I am attempting to develop a nested for loop which will run an awk command with two sets of integers over a .txt file. The loop(s) should do the following:
- For lines that are equal to or larger than a given length i and a given percentage j, print column 2
- Count the number of unique lines
- Output count to file
I've created this:
lens=(1000 2000 3000 5000)
percent=(80 90)
for i in ${lens[@]}
do
for j in ${percent[@]}
do
echo "Length is $i and percent is $j"
echo "Where length =>$i and % ID is >=$j, number of matches is: " >> output.txt
awk '{if ($4>=$i && $3>=$j) print $2}' input.txt | uniq | wc -l >> output.txt
awk '{if ($4>=1000 && $3>=80) print $2}' input.txt | uniq | wc -l >> output.txt
done
done
For some reason, using the variables i and j cause my outputs to always be 0, (even when they shouldn't be) - for example, the output from the second awk command returns the correct value, even though ostensibly the two lines should be equivalent during the first iteration of the loop. See the beginning of the output file:
Where length =>1000 and % ID is >=80, number of matches is:
0
775
The sense-check echo "Length is $i and percent is $j"
prints normal output: Length is 1000 and percent is 80
. Same for the second echo "Where length>=$i..."
so I'm really stumped. Why should the presence of the array variables be causing problems in awk?
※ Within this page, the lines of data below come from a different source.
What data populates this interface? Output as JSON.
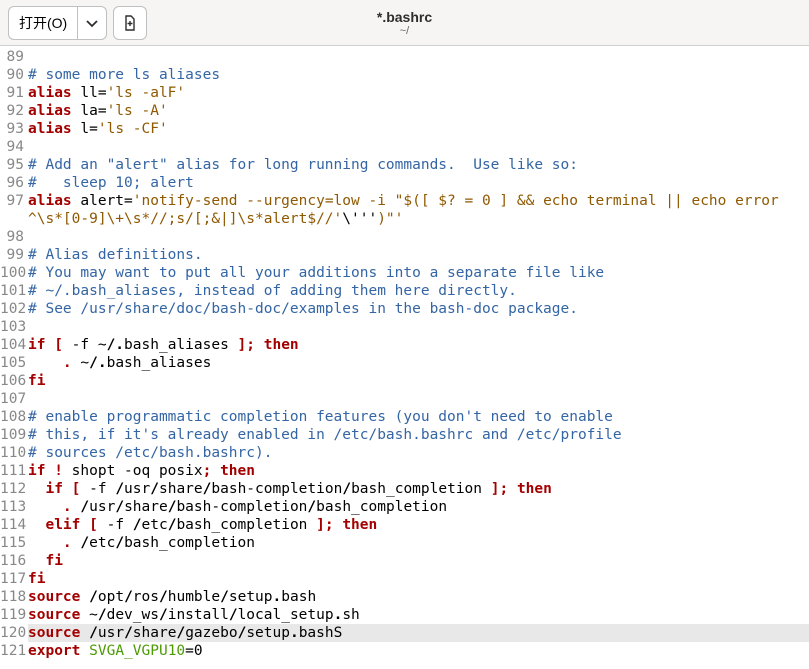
{
  "header": {
    "open_label": "打开(O)",
    "title": "*.bashrc",
    "subtitle": "~/"
  },
  "lines": [
    {
      "n": 89,
      "segs": []
    },
    {
      "n": 90,
      "segs": [
        {
          "c": "cmt",
          "t": "# some more ls aliases"
        }
      ]
    },
    {
      "n": 91,
      "segs": [
        {
          "c": "kw",
          "t": "alias"
        },
        {
          "c": "plain",
          "t": " ll="
        },
        {
          "c": "str",
          "t": "'ls -alF'"
        }
      ]
    },
    {
      "n": 92,
      "segs": [
        {
          "c": "kw",
          "t": "alias"
        },
        {
          "c": "plain",
          "t": " la="
        },
        {
          "c": "str",
          "t": "'ls -A'"
        }
      ]
    },
    {
      "n": 93,
      "segs": [
        {
          "c": "kw",
          "t": "alias"
        },
        {
          "c": "plain",
          "t": " l="
        },
        {
          "c": "str",
          "t": "'ls -CF'"
        }
      ]
    },
    {
      "n": 94,
      "segs": []
    },
    {
      "n": 95,
      "segs": [
        {
          "c": "cmt",
          "t": "# Add an \"alert\" alias for long running commands.  Use like so:"
        }
      ]
    },
    {
      "n": 96,
      "segs": [
        {
          "c": "cmt",
          "t": "#   sleep 10; alert"
        }
      ]
    },
    {
      "n": 97,
      "segs": [
        {
          "c": "kw",
          "t": "alias"
        },
        {
          "c": "plain",
          "t": " alert="
        },
        {
          "c": "str",
          "t": "'notify-send --urgency=low -i \"$([ $? = 0 ] && echo terminal || echo error"
        }
      ]
    },
    {
      "n": "",
      "segs": [
        {
          "c": "str",
          "t": "^\\s*[0-9]\\+\\s*//;s/[;&|]\\s*alert$//'"
        },
        {
          "c": "plain",
          "t": "\\'''"
        },
        {
          "c": "str",
          "t": ")\"'"
        }
      ]
    },
    {
      "n": 98,
      "segs": []
    },
    {
      "n": 99,
      "segs": [
        {
          "c": "cmt",
          "t": "# Alias definitions."
        }
      ]
    },
    {
      "n": 100,
      "segs": [
        {
          "c": "cmt",
          "t": "# You may want to put all your additions into a separate file like"
        }
      ]
    },
    {
      "n": 101,
      "segs": [
        {
          "c": "cmt",
          "t": "# ~/.bash_aliases, instead of adding them here directly."
        }
      ]
    },
    {
      "n": 102,
      "segs": [
        {
          "c": "cmt",
          "t": "# See /usr/share/doc/bash-doc/examples in the bash-doc package."
        }
      ]
    },
    {
      "n": 103,
      "segs": []
    },
    {
      "n": 104,
      "segs": [
        {
          "c": "kw",
          "t": "if ["
        },
        {
          "c": "plain",
          "t": " -f ~"
        },
        {
          "c": "path",
          "t": "/."
        },
        {
          "c": "plain",
          "t": "bash_aliases "
        },
        {
          "c": "kw",
          "t": "]; then"
        }
      ]
    },
    {
      "n": 105,
      "segs": [
        {
          "c": "plain",
          "t": "    "
        },
        {
          "c": "kw",
          "t": "."
        },
        {
          "c": "plain",
          "t": " ~"
        },
        {
          "c": "path",
          "t": "/."
        },
        {
          "c": "plain",
          "t": "bash_aliases"
        }
      ]
    },
    {
      "n": 106,
      "segs": [
        {
          "c": "kw",
          "t": "fi"
        }
      ]
    },
    {
      "n": 107,
      "segs": []
    },
    {
      "n": 108,
      "segs": [
        {
          "c": "cmt",
          "t": "# enable programmatic completion features (you don't need to enable"
        }
      ]
    },
    {
      "n": 109,
      "segs": [
        {
          "c": "cmt",
          "t": "# this, if it's already enabled in /etc/bash.bashrc and /etc/profile"
        }
      ]
    },
    {
      "n": 110,
      "segs": [
        {
          "c": "cmt",
          "t": "# sources /etc/bash.bashrc)."
        }
      ]
    },
    {
      "n": 111,
      "segs": [
        {
          "c": "kw",
          "t": "if ! "
        },
        {
          "c": "plain",
          "t": "shopt -oq posix"
        },
        {
          "c": "kw",
          "t": "; then"
        }
      ]
    },
    {
      "n": 112,
      "segs": [
        {
          "c": "plain",
          "t": "  "
        },
        {
          "c": "kw",
          "t": "if ["
        },
        {
          "c": "plain",
          "t": " -f "
        },
        {
          "c": "path",
          "t": "/"
        },
        {
          "c": "plain",
          "t": "usr"
        },
        {
          "c": "path",
          "t": "/"
        },
        {
          "c": "plain",
          "t": "share"
        },
        {
          "c": "path",
          "t": "/"
        },
        {
          "c": "plain",
          "t": "bash-completion"
        },
        {
          "c": "path",
          "t": "/"
        },
        {
          "c": "plain",
          "t": "bash_completion "
        },
        {
          "c": "kw",
          "t": "]; then"
        }
      ]
    },
    {
      "n": 113,
      "segs": [
        {
          "c": "plain",
          "t": "    "
        },
        {
          "c": "kw",
          "t": "."
        },
        {
          "c": "plain",
          "t": " "
        },
        {
          "c": "path",
          "t": "/"
        },
        {
          "c": "plain",
          "t": "usr"
        },
        {
          "c": "path",
          "t": "/"
        },
        {
          "c": "plain",
          "t": "share"
        },
        {
          "c": "path",
          "t": "/"
        },
        {
          "c": "plain",
          "t": "bash-completion"
        },
        {
          "c": "path",
          "t": "/"
        },
        {
          "c": "plain",
          "t": "bash_completion"
        }
      ]
    },
    {
      "n": 114,
      "segs": [
        {
          "c": "plain",
          "t": "  "
        },
        {
          "c": "kw",
          "t": "elif ["
        },
        {
          "c": "plain",
          "t": " -f "
        },
        {
          "c": "path",
          "t": "/"
        },
        {
          "c": "plain",
          "t": "etc"
        },
        {
          "c": "path",
          "t": "/"
        },
        {
          "c": "plain",
          "t": "bash_completion "
        },
        {
          "c": "kw",
          "t": "]; then"
        }
      ]
    },
    {
      "n": 115,
      "segs": [
        {
          "c": "plain",
          "t": "    "
        },
        {
          "c": "kw",
          "t": "."
        },
        {
          "c": "plain",
          "t": " "
        },
        {
          "c": "path",
          "t": "/"
        },
        {
          "c": "plain",
          "t": "etc"
        },
        {
          "c": "path",
          "t": "/"
        },
        {
          "c": "plain",
          "t": "bash_completion"
        }
      ]
    },
    {
      "n": 116,
      "segs": [
        {
          "c": "plain",
          "t": "  "
        },
        {
          "c": "kw",
          "t": "fi"
        }
      ]
    },
    {
      "n": 117,
      "segs": [
        {
          "c": "kw",
          "t": "fi"
        }
      ]
    },
    {
      "n": 118,
      "segs": [
        {
          "c": "kw",
          "t": "source"
        },
        {
          "c": "plain",
          "t": " "
        },
        {
          "c": "path",
          "t": "/"
        },
        {
          "c": "plain",
          "t": "opt"
        },
        {
          "c": "path",
          "t": "/"
        },
        {
          "c": "plain",
          "t": "ros"
        },
        {
          "c": "path",
          "t": "/"
        },
        {
          "c": "plain",
          "t": "humble"
        },
        {
          "c": "path",
          "t": "/"
        },
        {
          "c": "plain",
          "t": "setup"
        },
        {
          "c": "path",
          "t": "."
        },
        {
          "c": "plain",
          "t": "bash"
        }
      ]
    },
    {
      "n": 119,
      "segs": [
        {
          "c": "kw",
          "t": "source"
        },
        {
          "c": "plain",
          "t": " ~"
        },
        {
          "c": "path",
          "t": "/"
        },
        {
          "c": "plain",
          "t": "dev_ws"
        },
        {
          "c": "path",
          "t": "/"
        },
        {
          "c": "plain",
          "t": "install"
        },
        {
          "c": "path",
          "t": "/"
        },
        {
          "c": "plain",
          "t": "local_setup"
        },
        {
          "c": "path",
          "t": "."
        },
        {
          "c": "plain",
          "t": "sh"
        }
      ]
    },
    {
      "n": 120,
      "hl": true,
      "segs": [
        {
          "c": "kw",
          "t": "source"
        },
        {
          "c": "plain",
          "t": " "
        },
        {
          "c": "path",
          "t": "/"
        },
        {
          "c": "plain",
          "t": "usr"
        },
        {
          "c": "path",
          "t": "/"
        },
        {
          "c": "plain",
          "t": "share"
        },
        {
          "c": "path",
          "t": "/"
        },
        {
          "c": "plain",
          "t": "gazebo"
        },
        {
          "c": "path",
          "t": "/"
        },
        {
          "c": "plain",
          "t": "setup"
        },
        {
          "c": "path",
          "t": "."
        },
        {
          "c": "plain",
          "t": "bashS"
        }
      ]
    },
    {
      "n": 121,
      "segs": [
        {
          "c": "kw",
          "t": "export"
        },
        {
          "c": "plain",
          "t": " "
        },
        {
          "c": "var",
          "t": "SVGA_VGPU10"
        },
        {
          "c": "plain",
          "t": "=0"
        }
      ]
    }
  ]
}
EDIT: Well, as usual, the answer was painfully simple and came down to a few ''. The proper code is below; note the shell variables $i and $j have been surrounded with '':
for i in ${lens[@]}
do
for j in ${percent[@]}
do
echo "Length is $i and percent is $j"
echo "Where length =>$i and % ID is >=$j, number of matches is: " >> output.txt
awk '{if ($4>=$'i' && $3>=$'j') print $2}' input.txt | uniq | wc -l >> output.txt
done
done